Doucette is grateful for the many people who surrounded and supported him during his years in Milwaukee.

“Wes Pavalon,George Korkos, Jim Fitzgerald, John Steinmiller, Bill King, ‘Jonny Mac,’ of course … there were so many special people there in Milwaukee who helped me so much and I owe a lot to them,” Doucette said.

Though Doucette has spent most of his time in California since leaving Milwaukee, he still follows the Bucks closely.

“I read the Bucks box scores every day, and I talk with John Hammond often,” he said. “I don’t follow any of the other teams I worked for. The Bucks will always be my team, and I’m so thankful to the Lord for the opportunity he gave me in Milwaukee.”

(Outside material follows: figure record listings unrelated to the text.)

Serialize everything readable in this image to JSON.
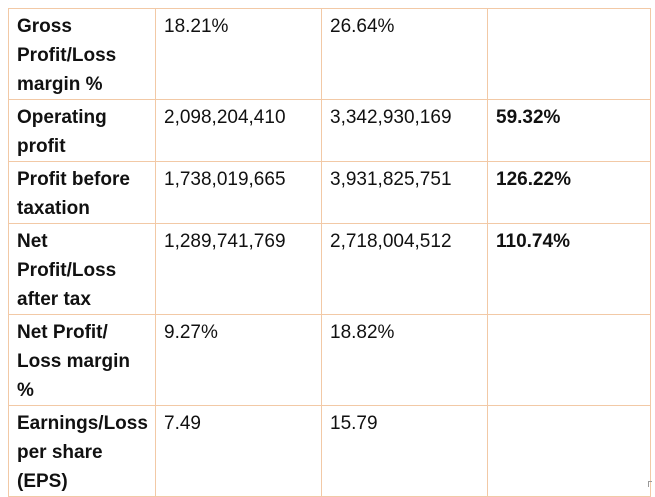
{
  "table": {
    "rows": [
      {
        "label": "Gross Profit/Loss margin %",
        "v1": "18.21%",
        "v2": "26.64%",
        "change": ""
      },
      {
        "label": "Operating profit",
        "v1": "2,098,204,410",
        "v2": "3,342,930,169",
        "change": "59.32%"
      },
      {
        "label": "Profit before taxation",
        "v1": "1,738,019,665",
        "v2": "3,931,825,751",
        "change": "126.22%"
      },
      {
        "label": "Net Profit/Loss after tax",
        "v1": "1,289,741,769",
        "v2": "2,718,004,512",
        "change": "110.74%"
      },
      {
        "label": "Net Profit/ Loss margin %",
        "v1": "9.27%",
        "v2": "18.82%",
        "change": ""
      },
      {
        "label": "Earnings/Loss per share (EPS)",
        "v1": "7.49",
        "v2": "15.79",
        "change": ""
      }
    ]
  },
  "colors": {
    "border": "#f2c9a6",
    "text": "#111111",
    "background": "#ffffff"
  }
}
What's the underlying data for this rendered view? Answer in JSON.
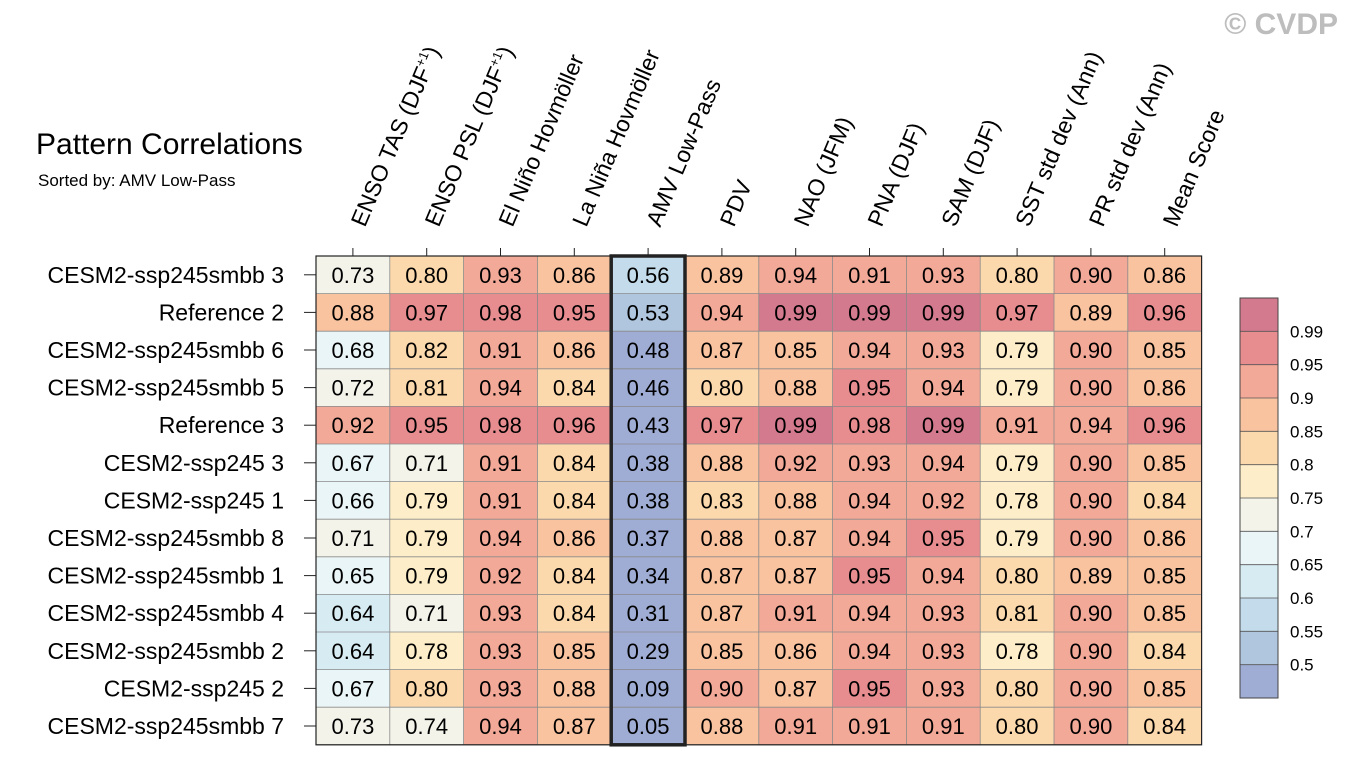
{
  "watermark": "© CVDP",
  "chart_data": {
    "type": "heatmap",
    "title": "Pattern Correlations",
    "subtitle": "Sorted by: AMV Low-Pass",
    "highlighted_column": "AMV Low-Pass",
    "columns": [
      {
        "label": "ENSO TAS (DJF",
        "sup": "+1",
        "close": ")"
      },
      {
        "label": "ENSO PSL (DJF",
        "sup": "+1",
        "close": ")"
      },
      {
        "label": "El Niño Hovmöller",
        "sup": "",
        "close": ""
      },
      {
        "label": "La Niña Hovmöller",
        "sup": "",
        "close": ""
      },
      {
        "label": "AMV Low-Pass",
        "sup": "",
        "close": ""
      },
      {
        "label": "PDV",
        "sup": "",
        "close": ""
      },
      {
        "label": "NAO (JFM)",
        "sup": "",
        "close": ""
      },
      {
        "label": "PNA (DJF)",
        "sup": "",
        "close": ""
      },
      {
        "label": "SAM (DJF)",
        "sup": "",
        "close": ""
      },
      {
        "label": "SST std dev (Ann)",
        "sup": "",
        "close": ""
      },
      {
        "label": "PR std dev (Ann)",
        "sup": "",
        "close": ""
      },
      {
        "label": "Mean Score",
        "sup": "",
        "close": ""
      }
    ],
    "rows": [
      "CESM2-ssp245smbb 3",
      "Reference 2",
      "CESM2-ssp245smbb 6",
      "CESM2-ssp245smbb 5",
      "Reference 3",
      "CESM2-ssp245 3",
      "CESM2-ssp245 1",
      "CESM2-ssp245smbb 8",
      "CESM2-ssp245smbb 1",
      "CESM2-ssp245smbb 4",
      "CESM2-ssp245smbb 2",
      "CESM2-ssp245 2",
      "CESM2-ssp245smbb 7"
    ],
    "values": [
      [
        0.73,
        0.8,
        0.93,
        0.86,
        0.56,
        0.89,
        0.94,
        0.91,
        0.93,
        0.8,
        0.9,
        0.86
      ],
      [
        0.88,
        0.97,
        0.98,
        0.95,
        0.53,
        0.94,
        0.99,
        0.99,
        0.99,
        0.97,
        0.89,
        0.96
      ],
      [
        0.68,
        0.82,
        0.91,
        0.86,
        0.48,
        0.87,
        0.85,
        0.94,
        0.93,
        0.79,
        0.9,
        0.85
      ],
      [
        0.72,
        0.81,
        0.94,
        0.84,
        0.46,
        0.8,
        0.88,
        0.95,
        0.94,
        0.79,
        0.9,
        0.86
      ],
      [
        0.92,
        0.95,
        0.98,
        0.96,
        0.43,
        0.97,
        0.99,
        0.98,
        0.99,
        0.91,
        0.94,
        0.96
      ],
      [
        0.67,
        0.71,
        0.91,
        0.84,
        0.38,
        0.88,
        0.92,
        0.93,
        0.94,
        0.79,
        0.9,
        0.85
      ],
      [
        0.66,
        0.79,
        0.91,
        0.84,
        0.38,
        0.83,
        0.88,
        0.94,
        0.92,
        0.78,
        0.9,
        0.84
      ],
      [
        0.71,
        0.79,
        0.94,
        0.86,
        0.37,
        0.88,
        0.87,
        0.94,
        0.95,
        0.79,
        0.9,
        0.86
      ],
      [
        0.65,
        0.79,
        0.92,
        0.84,
        0.34,
        0.87,
        0.87,
        0.95,
        0.94,
        0.8,
        0.89,
        0.85
      ],
      [
        0.64,
        0.71,
        0.93,
        0.84,
        0.31,
        0.87,
        0.91,
        0.94,
        0.93,
        0.81,
        0.9,
        0.85
      ],
      [
        0.64,
        0.78,
        0.93,
        0.85,
        0.29,
        0.85,
        0.86,
        0.94,
        0.93,
        0.78,
        0.9,
        0.84
      ],
      [
        0.67,
        0.8,
        0.93,
        0.88,
        0.09,
        0.9,
        0.87,
        0.95,
        0.93,
        0.8,
        0.9,
        0.85
      ],
      [
        0.73,
        0.74,
        0.94,
        0.87,
        0.05,
        0.88,
        0.91,
        0.91,
        0.91,
        0.8,
        0.9,
        0.84
      ]
    ],
    "colorbar": {
      "boundaries": [
        0.5,
        0.55,
        0.6,
        0.65,
        0.7,
        0.75,
        0.8,
        0.85,
        0.9,
        0.95,
        0.99
      ],
      "labels": [
        "0.5",
        "0.55",
        "0.6",
        "0.65",
        "0.7",
        "0.75",
        "0.8",
        "0.85",
        "0.9",
        "0.95",
        "0.99"
      ],
      "colors": [
        "#9fadd4",
        "#afc6de",
        "#c3dbea",
        "#d6ebf2",
        "#eaf5f7",
        "#f3f3ea",
        "#fdeec9",
        "#fcd9ac",
        "#f9c3a0",
        "#f3a998",
        "#e78d90",
        "#d47a8e"
      ]
    }
  }
}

Milwaukee should be grateful, too.

Eddie Doucette and his wife, Karen, will celebrate their 42nd wedding anniversary in July. They live in Poway, Calif.

Their older son, Brett, who was diagnosed with leukemia in 1974, leading to the creation of the Midwest Athletes Against Childhood Cancer (MACC) Fund, will turn 40 in May.  He is married and works in marketing at Phoenix Children’s Hospital.

Their younger son, Cory, who turns 38 this year, became a standout high school basketball player and went on to play at the NCAA Division III level at Linfield (Ore.) College. Also married, he now works in corporate insurance brokering.

Eddie plans to partner with current Bucks radio announcer Ted Davis in calling the Bucks’ game against the Clippers in Los Angeles on March 6.